CHAPTER IX
A PILGRIMAGE

In 1832, when Harriet Beecher was twenty-one years old, a great change took place in her fortunes. She was transplanted from her New England environment into the more dynamic life of the great, growing west. But of course we must not expect to find the west of eighty years ago very much like the west of to-day. In 1832 the middle of Ohio seemed separated by vaster distances and was more difficult of access than any part of our country this side of the Pacific Coast seems to-day. This alteration in our point of view has come about because there never has been a time or place in the history of the world when the growth of a region has been so swift or so picturesque as in that part of our country that we now call the “middle west.”

Of those wonderful things that were to take place in the advancement of our country’s resources and welfare, the building of schools, churches, libraries and institutions of all kinds, and the development of national spirit, Harriet Beecher’s father seems to have had a prevision. He saw the great possibilities in the growing western country, and felt a burning desire to have a share in upbuilding the best things there. His feeling in regard to this great work is illustrated in one little page of his biography.
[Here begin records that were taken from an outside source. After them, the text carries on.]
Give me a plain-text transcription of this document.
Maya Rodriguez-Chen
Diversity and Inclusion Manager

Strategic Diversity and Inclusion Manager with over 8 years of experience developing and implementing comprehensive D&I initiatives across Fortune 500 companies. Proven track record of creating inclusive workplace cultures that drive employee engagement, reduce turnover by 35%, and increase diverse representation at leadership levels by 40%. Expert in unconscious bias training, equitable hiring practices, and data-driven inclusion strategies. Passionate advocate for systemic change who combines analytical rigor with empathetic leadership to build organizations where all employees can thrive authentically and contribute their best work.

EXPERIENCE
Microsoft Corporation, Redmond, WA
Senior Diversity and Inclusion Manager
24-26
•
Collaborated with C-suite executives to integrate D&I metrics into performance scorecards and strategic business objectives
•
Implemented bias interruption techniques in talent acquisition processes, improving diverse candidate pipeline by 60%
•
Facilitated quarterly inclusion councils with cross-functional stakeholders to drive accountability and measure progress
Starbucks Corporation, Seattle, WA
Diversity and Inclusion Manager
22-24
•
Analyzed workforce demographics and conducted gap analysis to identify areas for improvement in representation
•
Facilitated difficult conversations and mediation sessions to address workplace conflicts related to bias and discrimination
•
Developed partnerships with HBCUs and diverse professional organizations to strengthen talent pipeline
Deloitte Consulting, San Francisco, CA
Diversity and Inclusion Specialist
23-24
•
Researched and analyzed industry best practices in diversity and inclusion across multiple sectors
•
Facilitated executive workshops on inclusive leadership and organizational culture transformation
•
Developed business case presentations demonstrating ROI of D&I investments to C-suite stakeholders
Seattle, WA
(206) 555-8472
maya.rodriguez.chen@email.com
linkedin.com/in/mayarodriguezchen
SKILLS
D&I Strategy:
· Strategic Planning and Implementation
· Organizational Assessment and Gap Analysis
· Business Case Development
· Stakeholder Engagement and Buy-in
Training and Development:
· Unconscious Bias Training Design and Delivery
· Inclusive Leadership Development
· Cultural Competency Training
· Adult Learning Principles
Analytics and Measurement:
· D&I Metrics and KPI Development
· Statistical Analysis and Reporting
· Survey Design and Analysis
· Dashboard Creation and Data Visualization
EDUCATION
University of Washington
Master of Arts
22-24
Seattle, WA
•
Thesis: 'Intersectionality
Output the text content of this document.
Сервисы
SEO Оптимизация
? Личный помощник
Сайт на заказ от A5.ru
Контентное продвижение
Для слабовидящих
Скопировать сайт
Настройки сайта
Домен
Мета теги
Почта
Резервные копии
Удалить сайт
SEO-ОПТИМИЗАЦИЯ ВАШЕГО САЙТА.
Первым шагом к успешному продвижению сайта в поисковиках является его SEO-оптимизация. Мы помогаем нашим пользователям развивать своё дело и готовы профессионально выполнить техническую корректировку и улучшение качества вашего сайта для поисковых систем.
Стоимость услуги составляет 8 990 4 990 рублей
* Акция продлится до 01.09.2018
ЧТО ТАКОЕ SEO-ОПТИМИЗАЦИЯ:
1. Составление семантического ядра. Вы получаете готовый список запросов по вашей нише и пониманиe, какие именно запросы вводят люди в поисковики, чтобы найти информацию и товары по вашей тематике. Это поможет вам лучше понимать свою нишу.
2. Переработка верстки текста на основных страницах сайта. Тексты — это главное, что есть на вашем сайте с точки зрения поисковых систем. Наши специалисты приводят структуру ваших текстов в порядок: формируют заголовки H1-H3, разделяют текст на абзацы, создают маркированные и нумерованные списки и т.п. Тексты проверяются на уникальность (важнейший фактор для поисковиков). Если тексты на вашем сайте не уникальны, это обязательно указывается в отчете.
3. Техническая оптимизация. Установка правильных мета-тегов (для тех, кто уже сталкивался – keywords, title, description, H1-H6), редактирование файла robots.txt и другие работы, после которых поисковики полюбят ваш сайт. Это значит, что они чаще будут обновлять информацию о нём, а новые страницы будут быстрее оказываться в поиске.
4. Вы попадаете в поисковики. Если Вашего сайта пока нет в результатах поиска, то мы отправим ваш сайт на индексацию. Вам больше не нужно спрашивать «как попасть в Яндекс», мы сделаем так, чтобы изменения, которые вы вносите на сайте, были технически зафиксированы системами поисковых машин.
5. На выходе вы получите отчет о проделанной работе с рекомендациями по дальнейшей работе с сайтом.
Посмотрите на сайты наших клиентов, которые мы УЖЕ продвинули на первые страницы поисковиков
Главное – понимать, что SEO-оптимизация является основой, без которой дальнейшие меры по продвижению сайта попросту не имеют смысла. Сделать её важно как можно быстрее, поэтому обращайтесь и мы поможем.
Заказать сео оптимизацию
In order to impress the full meaning of prayer upon his mind and heart, Dr. Beecher would sometimes write it out in his diary; and in one of these prayers written at about this time he said: “If there be anything which by living I can do, or by dying I can do, to mitigate on earth the miseries of sin and to save my country and to save the world, then speak, Lord, for thy servant heareth.”

About this time also he wrote a letter to Catherine, in which he said: “I have thought seriously of going over to Cincinnati, that London of the west, to spend the remnant of my days in that great conflict, and in consecrating all my children to God in that region who are willing to go. If we gain the west, all is safe; if we lose it, all is lost.... This is not with me a transient flash of feeling, but a feeling as if the great battle is to be fought in the valley of the Mississippi, and as if it may be the will of God that I shall be employed to arouse and help marshal the host for the conflict.... These are only my thoughts, but they are deep, and yet withal, my ways are committed to God.”[6]

It was in this spirit that he received a call to become the head of Lane Theological Seminary in Cincinnati, Ohio. Catherine sympathized with her father in his enthusiasm for the intellectual and spiritual development of the west, and she decided to go with him into the new work. In fact he had said to her, “If I go, it is part of my plan that you go.”

Harriet had now to leave her many friends in Hartford and the relatives in Litchfield and Nut Plains. Her two brothers, William and Edward, were now established preachers, and Henry Ward and Charles were in college. The sister next older than herself, Mary, was married and was living in Hartford. To separate from all these loved ones and go out into a far distant land was very hard.

The journey west occupied many days and had something of the fascination of a wild adventure. They were going into a new land, into a great missionary field; their hearts were high and their courage was good. They chose the most expeditious way of going, which at that time was by way of New York City, Philadelphia, over the mountains to Wheeling, and then down the Ohio River to Cincinnati. This, we must remember, was before the through railroad lines to the west had been built.

There were many pauses by the way for the Beecher cavalcade, since the fame of Dr. Lyman Beecher as the greatest of the pulpit speakers of New England had been carried everywhere, and the people in the large towns through which they passed wished him to stay long enough at least to preach to them—a request that he was anxious to grant.

The first stopping place was New York. Here they paused long enough for Dr. Beecher to preach several times and to see many of his friends among the ministers and to make more. Harriet found life in that great city of New York, as she said, “too scattering.” She believed it would “kill her dead” to live long in the way they were living there. It seemed to her like a sort of “agreeable delirium”! She began to be thirsty for the waters of quietness. But her father, she said, was in his element—dipping into books, consulting authorities for his orations, going around here, there, and everywhere, begging, borrowing, and spoiling the Egyptians, delighted with past success and confident for the future.